TV shows come and go, but rarely is there a cancellation this surprising: On Thursday, CBS announced it is axing The Late Show with Stephen Colbert, effective May 2026. And they won’t be looking for a replacement host, either; the late-night show, which has been on the air since 1993 when the network lured David Letterman away from NBC, will cease to exist entirely.
“This is purely a financial decision against a challenging backdrop in late night,” CBS executives said in a statement. “It is not related in any way to the show’s performance, content or other matters happening at Paramount. Our admiration, affection and respect for the talents of Stephen Colbert and his incredible team made this agonizing decision even more difficult.”
The fact that the network feels that having a late-night show — even one that has been No. 1 in the ratings for eight years — is no longer financially viable feels hugely significant to the genre as a whole, though there have been a number of ominous signs in last couple years.
Back in May, streaming viewership surpassed that of broadcast and cable television for the first time. Last year, late-night shows brought in $220 million in ad revenue — a 50% drop from the $439 million they earned in 2018. When this year’s Emmy nominations were announced earlier in the week, the Outstanding Talk Series category only had three nominees — Colbert, Jimmy Kimmel Live! and The Daily Show — due to the category’s small number of submissions. When Taylor Tomlinson stepped down as the host of After Midnight in March, CBS decided to cancel the show entirely instead of replacing her. Last June, NBC announced it was cutting the house band on Late Night With Seth Meyers as a cost-saving measure. That same year, it cut The Tonight Show down to four episodes a week instead of the five it had been producing for decades.

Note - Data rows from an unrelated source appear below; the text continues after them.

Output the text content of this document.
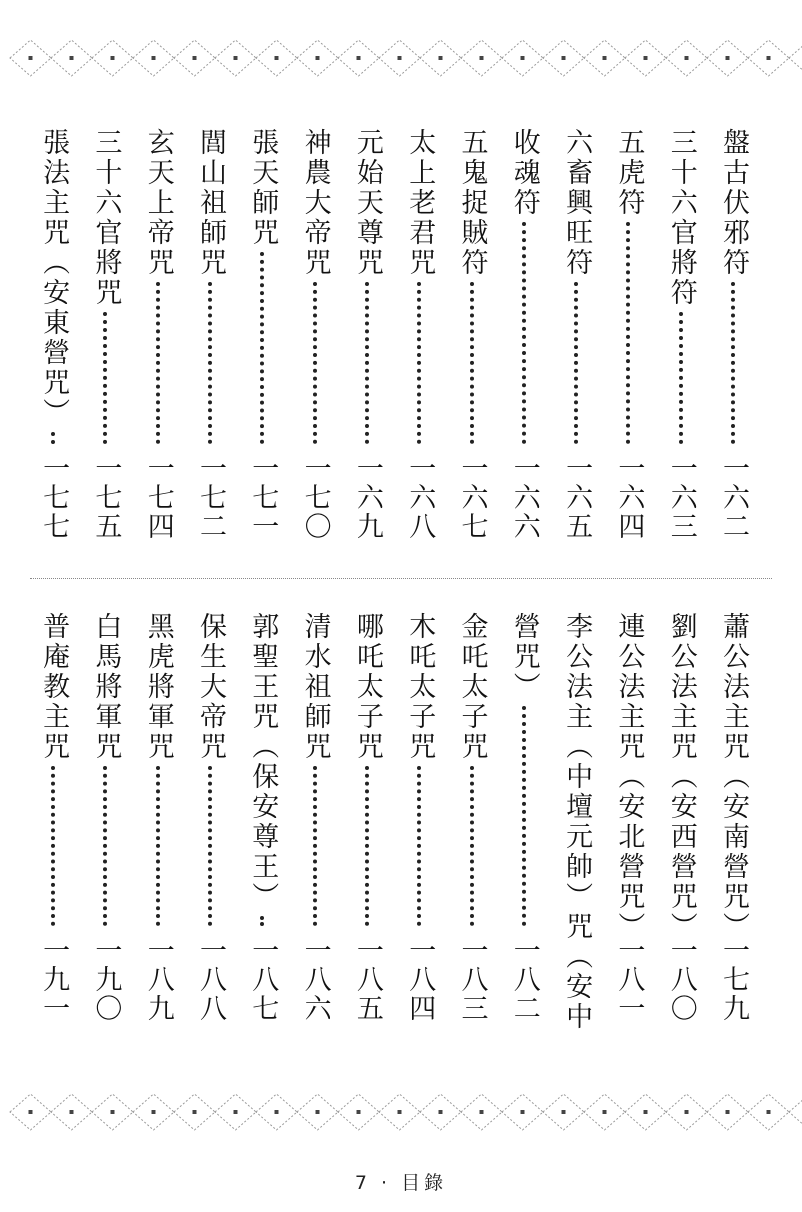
盤古伏邪符
一六二
三十六官將符
一六三
五虎符
一六四
六畜興旺符
一六五
收魂符
一六六
五鬼捉賊符
一六七
太上老君咒
一六八
元始天尊咒
一六九
神農大帝咒
一七〇
張天師咒
一七一
閭山祖師咒
一七二
玄天上帝咒
一七四
三十六官將咒
一七五
張法主咒（安東營咒）
一七七
蕭公法主咒（安南營咒）
一七九
劉公法主咒（安西營咒）
一八〇
連公法主咒（安北營咒）
一八一
李公法主（中壇元帥）咒（安中
營咒）
一八二
金吒太子咒
一八三
木吒太子咒
一八四
哪吒太子咒
一八五
清水祖師咒
一八六
郭聖王咒（保安尊王）
一八七
保生大帝咒
一八八
黑虎將軍咒
一八九
白馬將軍咒
一九〇
普庵教主咒
一九一
7 · 目錄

In other words, yes, things are looking pretty bleak for late-night talk shows in general. But pulling the plug on the most popular late-night show, one that’s been on the air for 10 years, is crossing the abyss. In Letterman’s era, networks were champing at the bit to get their own late-night programming, so much so that they’d poach a host from a rival network. Nowadays, the genre is in danger. Should Jimmy Fallon and Seth Meyers start dusting off their resumes?
There has been much speculation that Colbert’s cancellation may have been related to his recent comments about the $16 million settlement between Donald Trump and Paramount Global, CBS’s parent company. On Monday’s show, Colbert called the settlement — which some Democrats have criticized as a quid pro quo to get the Trump administration to approve a multi-billion-dollar merger between Paramount and Skydance Media — “a big fat bribe.” On Friday, the Writers Guild of America even called for a formal investigation into CBS’s decision to determine whether Colbert and his writers were “censored due to their views or the whims of the President.”

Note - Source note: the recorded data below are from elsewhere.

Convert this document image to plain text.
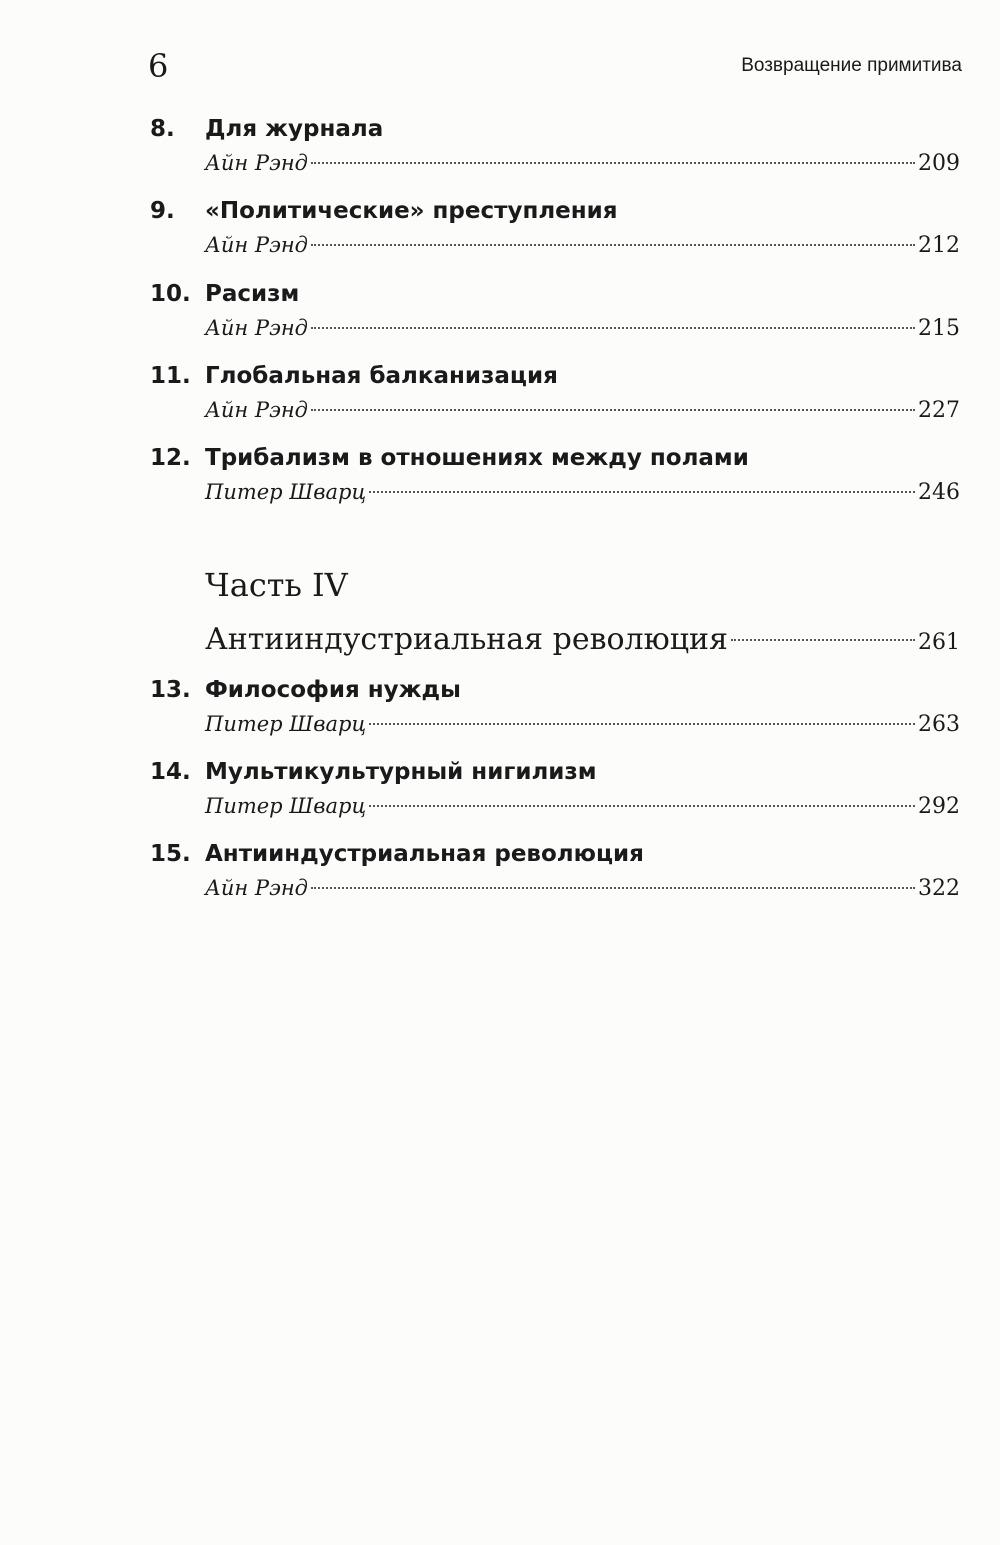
6	Возвращение примитива
8. Для журнала
Айн Рэнд	209
9. «Политические» преступления
Айн Рэнд	212
10. Расизм
Айн Рэнд	215
11. Глобальная балканизация
Айн Рэнд	227
12. Трибализм в отношениях между полами
Питер Шварц	246
Часть IV
Антииндустриальная революция	261
13. Философия нужды
Питер Шварц	263
14. Мультикультурный нигилизм
Питер Шварц	292
15. Антииндустриальная революция
Айн Рэнд	322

If that were the case, why would CBS throw the baby out with the bathwater? If they really felt that Colbert was a threat to their big pending payday, couldn’t they simply fire him and find a new Late Show host? Late-night TV has a long history of hosts biting the hand that feeds them; think about how many jokes Conan O’Brien made about NBC during the 2010 Tonight Show debacle. This move isn’t simply a corporation trying to shut up Colbert — it’s a network making a conscious choice to move away from late-night programming as a whole because they no longer see it as a money-making prospect. Even if politics are at play here, CBS won’t replace Colbert because they know the genre is on its last legs.